Statistical analysis

The mean value of three replicates for protein, oil, protein plus oil content, and 100-seed weight was used for correlation analysis and QTL mapping. Linear regression analysis (pearson correlation coefficient) of these four traits was analyzed with R statistical package and used to calculate the phenotypic correlation coefficients. Genetic linkage map of QH34 × JD17 was constructed using the F6:7 population with SNP markers generated from SLAF-seq technology. QTL mapping was conducted with the software QTL IciMapping V4.1 using the inclusive composite interval mapping (ICIM) model (Li et al. 2007). A LOD score > 2.0 was used to declare the existence of a QTL in a specific genomic region.

Results

Phenotypic analysis of quality and yield traits in Parents and RILs

Seed protein content, seed oil content, seed protein plus oil content and 100-seed weight measured in this study were selected to represent soybean quality and yield traits that differ between QH34 and JD17. QH34 is a typical high-protein inbred line with high yield; the protein content shows great variance planting from south to north of China, which is 39.93%, 42.53%, 44.99% respectively in Sanya, Nanjing, and Beijing. The oil content of QH34 is 21.58%, 21.81%, and 20.22% respectively from south to north; seed protein plus oil content shows an increase from south to north, which is 61.51%, 64.34%, and 65.21% respectively. And the 100-seed weight shows obvious decrease when grown in Nanjing (22.62 g); no significant difference in Sanya and Beijing, 27.57 g and 27.80 g, respectively (Fig. 2).
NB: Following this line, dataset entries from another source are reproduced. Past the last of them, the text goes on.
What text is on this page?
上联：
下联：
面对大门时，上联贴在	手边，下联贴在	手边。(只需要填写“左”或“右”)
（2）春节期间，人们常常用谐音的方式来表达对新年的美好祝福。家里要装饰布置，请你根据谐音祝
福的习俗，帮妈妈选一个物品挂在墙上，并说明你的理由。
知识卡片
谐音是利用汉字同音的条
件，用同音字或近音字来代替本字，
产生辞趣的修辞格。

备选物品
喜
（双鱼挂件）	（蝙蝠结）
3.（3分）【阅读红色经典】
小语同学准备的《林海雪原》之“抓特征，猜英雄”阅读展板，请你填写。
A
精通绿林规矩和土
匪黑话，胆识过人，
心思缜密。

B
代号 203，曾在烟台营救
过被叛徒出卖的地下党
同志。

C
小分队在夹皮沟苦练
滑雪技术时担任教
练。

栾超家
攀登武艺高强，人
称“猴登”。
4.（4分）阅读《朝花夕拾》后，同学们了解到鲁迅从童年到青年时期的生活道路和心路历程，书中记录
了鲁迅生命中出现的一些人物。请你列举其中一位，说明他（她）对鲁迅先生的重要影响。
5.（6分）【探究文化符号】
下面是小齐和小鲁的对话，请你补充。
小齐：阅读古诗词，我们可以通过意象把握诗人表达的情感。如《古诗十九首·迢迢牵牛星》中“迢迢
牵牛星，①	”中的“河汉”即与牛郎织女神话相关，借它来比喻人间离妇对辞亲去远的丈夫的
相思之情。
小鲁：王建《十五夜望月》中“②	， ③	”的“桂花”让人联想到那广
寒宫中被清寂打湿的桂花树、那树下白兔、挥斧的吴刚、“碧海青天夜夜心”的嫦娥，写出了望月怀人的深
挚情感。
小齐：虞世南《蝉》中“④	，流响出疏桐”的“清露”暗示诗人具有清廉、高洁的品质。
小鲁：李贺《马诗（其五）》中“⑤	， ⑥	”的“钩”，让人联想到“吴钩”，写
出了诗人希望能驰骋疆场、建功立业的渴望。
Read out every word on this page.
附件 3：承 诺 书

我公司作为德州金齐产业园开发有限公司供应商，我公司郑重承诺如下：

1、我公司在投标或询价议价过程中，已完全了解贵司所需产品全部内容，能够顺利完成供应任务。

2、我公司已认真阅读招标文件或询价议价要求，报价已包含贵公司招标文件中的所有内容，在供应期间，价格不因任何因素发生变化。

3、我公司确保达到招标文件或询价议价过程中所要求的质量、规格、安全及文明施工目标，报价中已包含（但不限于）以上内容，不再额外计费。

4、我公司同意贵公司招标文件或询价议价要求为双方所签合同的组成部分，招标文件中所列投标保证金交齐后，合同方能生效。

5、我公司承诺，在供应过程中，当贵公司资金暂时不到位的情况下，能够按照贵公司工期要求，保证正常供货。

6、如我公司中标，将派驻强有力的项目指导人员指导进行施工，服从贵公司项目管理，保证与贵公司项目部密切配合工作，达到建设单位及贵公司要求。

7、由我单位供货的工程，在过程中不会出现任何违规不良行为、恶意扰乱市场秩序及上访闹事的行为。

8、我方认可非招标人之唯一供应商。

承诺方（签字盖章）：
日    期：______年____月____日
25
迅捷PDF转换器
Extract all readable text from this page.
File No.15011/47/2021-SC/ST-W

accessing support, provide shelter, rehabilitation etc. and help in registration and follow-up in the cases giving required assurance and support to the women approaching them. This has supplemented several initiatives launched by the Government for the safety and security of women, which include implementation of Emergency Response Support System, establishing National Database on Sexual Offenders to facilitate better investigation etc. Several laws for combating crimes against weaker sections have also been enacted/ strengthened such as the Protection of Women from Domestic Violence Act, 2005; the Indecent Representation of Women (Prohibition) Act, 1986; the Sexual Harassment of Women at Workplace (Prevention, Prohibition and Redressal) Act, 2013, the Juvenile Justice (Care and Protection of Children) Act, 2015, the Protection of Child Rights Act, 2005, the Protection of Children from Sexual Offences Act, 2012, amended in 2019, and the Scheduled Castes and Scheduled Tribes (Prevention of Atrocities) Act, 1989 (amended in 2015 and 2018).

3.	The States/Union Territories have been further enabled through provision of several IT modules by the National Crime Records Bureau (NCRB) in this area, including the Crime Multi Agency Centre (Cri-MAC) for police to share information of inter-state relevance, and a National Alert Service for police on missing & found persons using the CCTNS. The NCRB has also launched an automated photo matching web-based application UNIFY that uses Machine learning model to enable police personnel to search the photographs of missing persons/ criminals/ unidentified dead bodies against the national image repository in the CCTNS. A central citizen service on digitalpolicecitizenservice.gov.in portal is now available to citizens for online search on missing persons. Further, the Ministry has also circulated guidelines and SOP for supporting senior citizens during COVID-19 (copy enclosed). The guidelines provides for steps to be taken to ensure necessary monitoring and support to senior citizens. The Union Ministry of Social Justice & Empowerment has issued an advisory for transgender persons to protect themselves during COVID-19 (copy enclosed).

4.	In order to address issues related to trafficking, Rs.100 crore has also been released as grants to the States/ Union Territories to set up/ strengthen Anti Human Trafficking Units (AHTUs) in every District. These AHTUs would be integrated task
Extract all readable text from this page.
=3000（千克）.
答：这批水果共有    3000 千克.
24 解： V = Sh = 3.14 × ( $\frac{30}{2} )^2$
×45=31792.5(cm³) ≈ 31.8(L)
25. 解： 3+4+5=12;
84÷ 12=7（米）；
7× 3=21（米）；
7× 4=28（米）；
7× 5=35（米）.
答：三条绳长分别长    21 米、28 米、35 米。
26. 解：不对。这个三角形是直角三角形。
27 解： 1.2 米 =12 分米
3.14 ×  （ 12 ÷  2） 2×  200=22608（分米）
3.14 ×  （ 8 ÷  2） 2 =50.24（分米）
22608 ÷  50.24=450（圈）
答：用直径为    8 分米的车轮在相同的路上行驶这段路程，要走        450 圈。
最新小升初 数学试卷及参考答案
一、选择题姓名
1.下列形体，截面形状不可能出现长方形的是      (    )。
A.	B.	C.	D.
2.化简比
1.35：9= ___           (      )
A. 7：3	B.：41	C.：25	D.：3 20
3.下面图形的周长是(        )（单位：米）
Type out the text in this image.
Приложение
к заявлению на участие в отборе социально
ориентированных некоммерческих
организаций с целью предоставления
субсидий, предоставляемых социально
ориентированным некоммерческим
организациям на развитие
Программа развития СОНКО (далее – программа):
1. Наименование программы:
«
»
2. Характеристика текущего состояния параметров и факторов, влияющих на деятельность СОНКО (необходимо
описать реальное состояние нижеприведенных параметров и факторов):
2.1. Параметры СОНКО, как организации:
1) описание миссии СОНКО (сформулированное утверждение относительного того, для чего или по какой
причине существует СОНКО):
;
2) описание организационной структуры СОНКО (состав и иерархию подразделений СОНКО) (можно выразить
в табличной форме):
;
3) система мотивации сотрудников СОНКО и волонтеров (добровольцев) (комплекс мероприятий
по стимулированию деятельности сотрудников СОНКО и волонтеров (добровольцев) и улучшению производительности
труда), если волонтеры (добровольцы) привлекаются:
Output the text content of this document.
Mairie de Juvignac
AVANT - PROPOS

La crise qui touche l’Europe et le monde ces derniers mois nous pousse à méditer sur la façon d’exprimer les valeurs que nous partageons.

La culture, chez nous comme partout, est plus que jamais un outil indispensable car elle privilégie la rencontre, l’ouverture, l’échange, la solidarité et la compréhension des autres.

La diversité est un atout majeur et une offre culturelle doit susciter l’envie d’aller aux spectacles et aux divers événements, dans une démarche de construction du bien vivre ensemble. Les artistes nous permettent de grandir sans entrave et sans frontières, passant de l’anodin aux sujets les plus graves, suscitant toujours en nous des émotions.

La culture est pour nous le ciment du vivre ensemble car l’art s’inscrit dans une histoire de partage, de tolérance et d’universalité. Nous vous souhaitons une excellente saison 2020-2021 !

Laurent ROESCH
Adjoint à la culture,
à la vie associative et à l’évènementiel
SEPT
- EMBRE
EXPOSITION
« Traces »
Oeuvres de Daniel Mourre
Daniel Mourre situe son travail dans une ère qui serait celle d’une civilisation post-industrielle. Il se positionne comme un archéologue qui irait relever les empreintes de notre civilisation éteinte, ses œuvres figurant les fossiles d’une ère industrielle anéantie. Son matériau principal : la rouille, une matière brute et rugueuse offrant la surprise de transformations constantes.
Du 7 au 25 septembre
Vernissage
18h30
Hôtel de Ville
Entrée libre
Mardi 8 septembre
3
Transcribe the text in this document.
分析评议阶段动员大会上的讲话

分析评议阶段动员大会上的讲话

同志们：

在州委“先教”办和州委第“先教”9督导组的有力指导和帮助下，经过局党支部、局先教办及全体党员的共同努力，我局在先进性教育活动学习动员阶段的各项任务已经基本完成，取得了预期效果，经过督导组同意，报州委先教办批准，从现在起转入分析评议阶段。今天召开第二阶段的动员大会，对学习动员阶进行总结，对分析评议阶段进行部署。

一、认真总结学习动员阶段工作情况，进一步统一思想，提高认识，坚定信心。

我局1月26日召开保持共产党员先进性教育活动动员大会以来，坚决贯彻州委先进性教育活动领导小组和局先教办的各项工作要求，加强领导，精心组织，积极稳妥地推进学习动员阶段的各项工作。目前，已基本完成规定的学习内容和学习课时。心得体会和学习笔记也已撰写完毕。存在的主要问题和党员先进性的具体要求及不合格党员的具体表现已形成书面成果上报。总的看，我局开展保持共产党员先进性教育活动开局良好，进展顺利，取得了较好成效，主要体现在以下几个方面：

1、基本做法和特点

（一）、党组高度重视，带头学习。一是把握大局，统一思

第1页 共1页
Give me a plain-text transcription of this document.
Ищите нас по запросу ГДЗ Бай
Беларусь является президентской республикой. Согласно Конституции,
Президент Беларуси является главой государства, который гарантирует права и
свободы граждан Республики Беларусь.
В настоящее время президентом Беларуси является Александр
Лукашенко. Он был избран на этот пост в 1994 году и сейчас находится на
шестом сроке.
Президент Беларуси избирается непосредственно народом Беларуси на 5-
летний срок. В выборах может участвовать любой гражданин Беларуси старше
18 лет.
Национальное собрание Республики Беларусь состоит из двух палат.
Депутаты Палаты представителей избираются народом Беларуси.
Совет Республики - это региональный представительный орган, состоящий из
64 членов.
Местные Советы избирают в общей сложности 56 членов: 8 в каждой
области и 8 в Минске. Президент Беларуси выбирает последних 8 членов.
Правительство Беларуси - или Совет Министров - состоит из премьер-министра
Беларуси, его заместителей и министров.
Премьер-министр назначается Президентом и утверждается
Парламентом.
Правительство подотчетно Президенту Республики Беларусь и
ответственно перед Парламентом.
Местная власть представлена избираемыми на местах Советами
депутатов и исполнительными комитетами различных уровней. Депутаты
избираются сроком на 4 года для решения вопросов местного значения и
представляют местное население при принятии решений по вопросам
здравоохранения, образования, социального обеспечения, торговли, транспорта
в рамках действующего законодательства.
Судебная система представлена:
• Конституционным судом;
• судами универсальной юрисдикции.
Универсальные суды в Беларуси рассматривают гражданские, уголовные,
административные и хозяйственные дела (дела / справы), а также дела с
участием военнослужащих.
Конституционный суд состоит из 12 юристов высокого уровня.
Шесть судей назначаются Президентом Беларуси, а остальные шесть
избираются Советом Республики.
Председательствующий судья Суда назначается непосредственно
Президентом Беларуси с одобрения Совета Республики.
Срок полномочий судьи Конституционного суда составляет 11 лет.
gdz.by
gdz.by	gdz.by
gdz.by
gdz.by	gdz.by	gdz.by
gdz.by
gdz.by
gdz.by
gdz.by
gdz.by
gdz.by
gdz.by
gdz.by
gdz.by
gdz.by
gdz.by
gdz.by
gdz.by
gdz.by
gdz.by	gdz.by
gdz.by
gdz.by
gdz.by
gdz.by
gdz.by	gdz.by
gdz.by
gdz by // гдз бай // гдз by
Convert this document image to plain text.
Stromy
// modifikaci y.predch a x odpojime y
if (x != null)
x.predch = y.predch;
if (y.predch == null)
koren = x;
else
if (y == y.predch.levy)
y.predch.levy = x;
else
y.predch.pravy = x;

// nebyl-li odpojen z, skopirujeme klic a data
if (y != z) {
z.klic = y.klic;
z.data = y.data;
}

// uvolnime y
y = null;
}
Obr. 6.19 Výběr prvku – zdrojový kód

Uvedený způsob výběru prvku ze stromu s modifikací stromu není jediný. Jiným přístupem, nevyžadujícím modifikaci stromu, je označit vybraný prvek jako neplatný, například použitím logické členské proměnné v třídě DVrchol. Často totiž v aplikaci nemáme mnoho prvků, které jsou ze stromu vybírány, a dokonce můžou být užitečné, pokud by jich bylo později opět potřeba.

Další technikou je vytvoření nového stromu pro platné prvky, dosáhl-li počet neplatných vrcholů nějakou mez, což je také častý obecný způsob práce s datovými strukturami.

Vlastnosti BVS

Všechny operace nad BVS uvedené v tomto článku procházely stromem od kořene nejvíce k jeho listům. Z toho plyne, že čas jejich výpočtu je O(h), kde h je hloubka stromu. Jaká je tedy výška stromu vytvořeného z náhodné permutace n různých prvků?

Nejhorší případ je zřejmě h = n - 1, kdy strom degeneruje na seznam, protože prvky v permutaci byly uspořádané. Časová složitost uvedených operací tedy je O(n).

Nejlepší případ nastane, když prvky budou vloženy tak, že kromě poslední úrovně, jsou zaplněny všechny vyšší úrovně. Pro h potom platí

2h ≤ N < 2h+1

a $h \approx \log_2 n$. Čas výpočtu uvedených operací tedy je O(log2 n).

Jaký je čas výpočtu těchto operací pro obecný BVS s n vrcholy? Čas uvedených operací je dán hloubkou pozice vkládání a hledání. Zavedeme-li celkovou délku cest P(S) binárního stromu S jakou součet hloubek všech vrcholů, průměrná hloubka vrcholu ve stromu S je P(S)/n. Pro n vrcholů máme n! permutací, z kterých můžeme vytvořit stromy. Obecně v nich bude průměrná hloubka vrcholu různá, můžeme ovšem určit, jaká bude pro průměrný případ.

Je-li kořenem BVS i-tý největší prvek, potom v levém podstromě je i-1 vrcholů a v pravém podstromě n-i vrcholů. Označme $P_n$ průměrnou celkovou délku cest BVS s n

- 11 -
While in JD17, a typical high-oil inbred, the yield is lower than QH34. The protein content of JD17 is 39.74%, 38.51%, and 42.45% respectively from south to north, and the protein content is significantly lower than QH34 in Nanjing and Beijing (P < 0.01), while no significant difference when grown in Sanya (Fig. 2a). The oil content shows a highest level of 24.03% in Nanjing, then Sanya and Beijing (22.39% and 21.20%, respectively); Except in Beijing, the oil content of QH34 and JD17 shows extremely significant difference in both Sanya and Nanjing (P < 0.01) (Fig. 2b). The seed protein plus oil content of JD17 shows a similar increase from south to north, which is 62.13%, 62.54%, and 63.65%, respectively, in above three locations, and the protein plus oil content is significantly lower than the QH34 in Nanjing and Beijing (Fig. 2c). In terms of 100-seed weight, similar with QH34, JD17 shows a highest level in Beijing (21.35 g) then Sanya (19.82 g) and Nanjing (18.13 g), while it is significantly lower than that was in QH34 (Fig. 2d).

Fig. 2
figure 2

Phenotypes of QH34 and JD17 planted in Sanya, Nanjing and Beijing. a The protein content of QH34 and JD17 planted in Sanya, Nanjing, and Beijing. b The oil content of QH34 and JD17 planted in Sanya, Nanjing, and Beijing. c The protein plus oil content of QH34 and JD17 planted in Sanya, Nanjing, and Beijing. d The 100-seed weight planted in Sanya, Nanjing, and Beijing

The phenotypic variation of the RILs at three different locations involving three soybean seed quality and one yield-related traits was documented in Table 1. All four soybean seed–related traits showed continuous variation and approximately in accordance with a normal distribution, with absolute vales of both skewness and kurtosis being less than 1.0, with the exception of kurtosis for 100-seed weight in Sanya (SHW) as well as protein plus oil content and 100-seed weight in Beijing (BPplusO and BHW) (Table 1). Notably, the phenotypic data of all four traits exhibited obvious bidirectional transgressive segregation in this population, indicating the polygenic control of the soybean seed quality and yield traits (Fig. 3). The Pearson correlation analysis for phenotypic values of the RIL population in each location was shown in Table 2. It is obvious that the 100-seed weight is positively correlated with soybean protein content and soybean protein plus oil content, with a significance of P < 0.001 in Nanjing and Beijing, and P < 0.05 in Sanya. There is no significant (P > 0.05) correlation with between 100-seed weight and seed oil content. Seed protein plus oil content has a very significant (P < 0.001) positive correlation with the protein content, and a very significant (P < 0.001) negative correlation with the oil content in each location. An extremely high negative correlation existed between seed protein content and seed oil content in each location (P < 0.001) (Table 2).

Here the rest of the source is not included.